BFM Business

Bruxelles s'en prend à son tour aux exportations allemandes

Si le niveau des exportations allemandes suit les prévisions de Bruxelles, elle feront peser un déséquilibre macro-économique à traiter sur la zone euro.

Si le niveau des exportations allemandes suit les prévisions de Bruxelles, elle feront peser un déséquilibre macro-économique à traiter sur la zone euro. - -

Dans ses prévisions économiques d'automne parues ce mardi 5 novembre, la Commission européenne estime que le niveau des exportations allemandes va provoquer un déséquilibre macro-économique à traiter.

Après le Trésor américain le 30 octobre, la Commission européenne! Bruxelles souligne à son tour, ce 5 novembre, les problèmes que posent les excédents courants allemands.

Selon ses prévisions économiques d'automne, publiées ce mardi, ils devraient atteindre 7 % du PIB cette année, refluer ensuite, mais rester au-dessus du seuil des 6 %. Or, au regard des critères de la Commission européenne, trois années de suite à ce régime correspond à un déséquilibre macro-économique à traiter. Une procédure européenne peut être ouverte.

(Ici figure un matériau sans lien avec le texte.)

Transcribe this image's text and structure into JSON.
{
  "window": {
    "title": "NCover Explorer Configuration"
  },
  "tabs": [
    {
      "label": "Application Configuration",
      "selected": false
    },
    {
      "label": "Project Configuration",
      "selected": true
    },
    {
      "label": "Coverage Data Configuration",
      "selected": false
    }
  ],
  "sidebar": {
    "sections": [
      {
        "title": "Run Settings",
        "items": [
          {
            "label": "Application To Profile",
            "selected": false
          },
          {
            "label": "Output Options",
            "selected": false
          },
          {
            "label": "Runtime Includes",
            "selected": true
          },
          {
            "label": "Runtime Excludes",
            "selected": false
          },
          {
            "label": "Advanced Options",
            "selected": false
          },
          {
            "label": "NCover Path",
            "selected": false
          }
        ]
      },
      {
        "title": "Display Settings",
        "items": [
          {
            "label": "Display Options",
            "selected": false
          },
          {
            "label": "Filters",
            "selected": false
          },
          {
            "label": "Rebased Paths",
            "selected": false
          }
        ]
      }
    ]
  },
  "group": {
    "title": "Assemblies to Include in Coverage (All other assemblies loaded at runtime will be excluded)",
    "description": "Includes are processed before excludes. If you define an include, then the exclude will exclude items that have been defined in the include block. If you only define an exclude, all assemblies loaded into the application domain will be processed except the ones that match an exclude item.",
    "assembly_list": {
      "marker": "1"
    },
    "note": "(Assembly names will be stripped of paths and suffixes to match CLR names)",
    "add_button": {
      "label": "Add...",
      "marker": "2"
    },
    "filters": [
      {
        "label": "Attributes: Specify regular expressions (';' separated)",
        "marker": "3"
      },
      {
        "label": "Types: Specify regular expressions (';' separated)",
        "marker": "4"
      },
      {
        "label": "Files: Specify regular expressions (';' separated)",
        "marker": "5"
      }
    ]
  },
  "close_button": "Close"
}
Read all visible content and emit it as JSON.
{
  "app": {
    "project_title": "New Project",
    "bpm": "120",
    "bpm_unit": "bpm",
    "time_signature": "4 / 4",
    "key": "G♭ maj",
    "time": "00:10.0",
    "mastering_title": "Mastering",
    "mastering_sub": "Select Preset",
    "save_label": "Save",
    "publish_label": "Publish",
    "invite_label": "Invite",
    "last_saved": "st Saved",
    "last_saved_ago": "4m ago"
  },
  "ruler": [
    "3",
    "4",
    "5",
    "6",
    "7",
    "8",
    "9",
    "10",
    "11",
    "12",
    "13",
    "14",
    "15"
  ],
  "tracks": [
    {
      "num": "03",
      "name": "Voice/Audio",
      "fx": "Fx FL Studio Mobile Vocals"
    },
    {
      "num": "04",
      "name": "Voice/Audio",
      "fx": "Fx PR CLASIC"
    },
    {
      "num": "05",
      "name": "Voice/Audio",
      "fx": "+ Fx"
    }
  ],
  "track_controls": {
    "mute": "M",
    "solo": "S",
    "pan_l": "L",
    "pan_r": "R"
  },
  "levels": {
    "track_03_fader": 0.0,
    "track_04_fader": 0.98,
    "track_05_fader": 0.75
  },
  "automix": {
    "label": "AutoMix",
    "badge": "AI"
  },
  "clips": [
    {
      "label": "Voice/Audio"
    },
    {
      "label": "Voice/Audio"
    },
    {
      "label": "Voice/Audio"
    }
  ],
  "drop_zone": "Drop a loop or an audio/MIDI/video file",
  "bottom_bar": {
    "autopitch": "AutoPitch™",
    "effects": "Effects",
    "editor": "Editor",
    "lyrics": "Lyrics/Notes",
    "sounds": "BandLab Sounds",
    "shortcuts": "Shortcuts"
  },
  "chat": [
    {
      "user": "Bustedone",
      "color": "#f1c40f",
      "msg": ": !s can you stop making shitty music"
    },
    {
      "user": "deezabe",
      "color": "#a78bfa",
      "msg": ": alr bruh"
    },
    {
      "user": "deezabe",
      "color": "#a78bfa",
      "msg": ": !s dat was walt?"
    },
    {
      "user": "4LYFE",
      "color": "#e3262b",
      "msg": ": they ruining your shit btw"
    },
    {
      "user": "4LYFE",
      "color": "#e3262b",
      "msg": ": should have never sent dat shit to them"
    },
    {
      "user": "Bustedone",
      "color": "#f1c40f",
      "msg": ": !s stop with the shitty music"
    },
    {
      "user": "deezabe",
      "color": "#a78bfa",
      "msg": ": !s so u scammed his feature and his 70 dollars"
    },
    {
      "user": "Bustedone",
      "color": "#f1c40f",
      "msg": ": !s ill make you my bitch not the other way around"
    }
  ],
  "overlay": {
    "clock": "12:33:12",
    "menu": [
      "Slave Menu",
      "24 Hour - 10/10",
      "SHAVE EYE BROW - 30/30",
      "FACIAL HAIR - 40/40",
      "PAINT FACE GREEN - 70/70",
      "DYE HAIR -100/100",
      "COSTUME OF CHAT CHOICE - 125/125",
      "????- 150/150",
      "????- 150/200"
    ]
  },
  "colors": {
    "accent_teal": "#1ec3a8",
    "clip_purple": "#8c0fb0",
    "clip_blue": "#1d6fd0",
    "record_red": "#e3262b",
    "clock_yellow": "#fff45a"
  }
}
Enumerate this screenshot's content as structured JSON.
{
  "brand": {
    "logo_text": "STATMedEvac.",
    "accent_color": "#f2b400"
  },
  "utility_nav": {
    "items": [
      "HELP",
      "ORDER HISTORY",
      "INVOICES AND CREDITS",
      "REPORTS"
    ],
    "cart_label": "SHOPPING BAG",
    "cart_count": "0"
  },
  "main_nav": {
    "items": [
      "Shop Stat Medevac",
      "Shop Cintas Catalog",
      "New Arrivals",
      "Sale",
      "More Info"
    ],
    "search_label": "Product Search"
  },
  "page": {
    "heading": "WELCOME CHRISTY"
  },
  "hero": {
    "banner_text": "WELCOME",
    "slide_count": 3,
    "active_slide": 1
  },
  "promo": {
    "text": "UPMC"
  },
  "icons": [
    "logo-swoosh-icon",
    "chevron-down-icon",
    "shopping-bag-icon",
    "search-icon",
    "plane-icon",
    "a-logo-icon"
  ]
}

Le nécessaire doit être fait par l'Allemagne pour qu'elle débloque sa demande intérieure, a ainsi réclamé le Commissaire européen aux affaires économiques.

Des Allemands qui "ruinent leurs voisins"

Quelques heures auparavant, dans une chronique au vitriol, c'est le prix Nobel d'économie américain Paul Krugman qui a dépeint des Allemands "déprimants", qui "ruinent leurs voisins et ainsi le monde", par une politique de grands excédents commerciaux.

La semaine dernière, le ministère allemand des Finances a assuré que les salaires sont en croissance "robuste", ce qui est censé se constater dans la demande. Mais les milieux d'affaires allemands, eux, continuent d'estimer que ce mouvement doit être maitrisé.

Un industriel proche de la chancelière Angela Merkel explique même la nécessite d'engager, dans son pays, un nouveau train de réformes de compétitivité, comme celui impulse en 2003.

Certains en Allemagne s'appuient même sur une étude de l'institut de conjoncture IFO pour mettre en garde le prochain gouvernement contre l'instauration d'un salaire minimum à 8,50 euros de l'heure. Un dispositif qui entrainerait, selon eux, la disparition d'1 million d'emplois. A cet égard, peu leur importe alors les critiques venues de Bruxelles ou de Washington.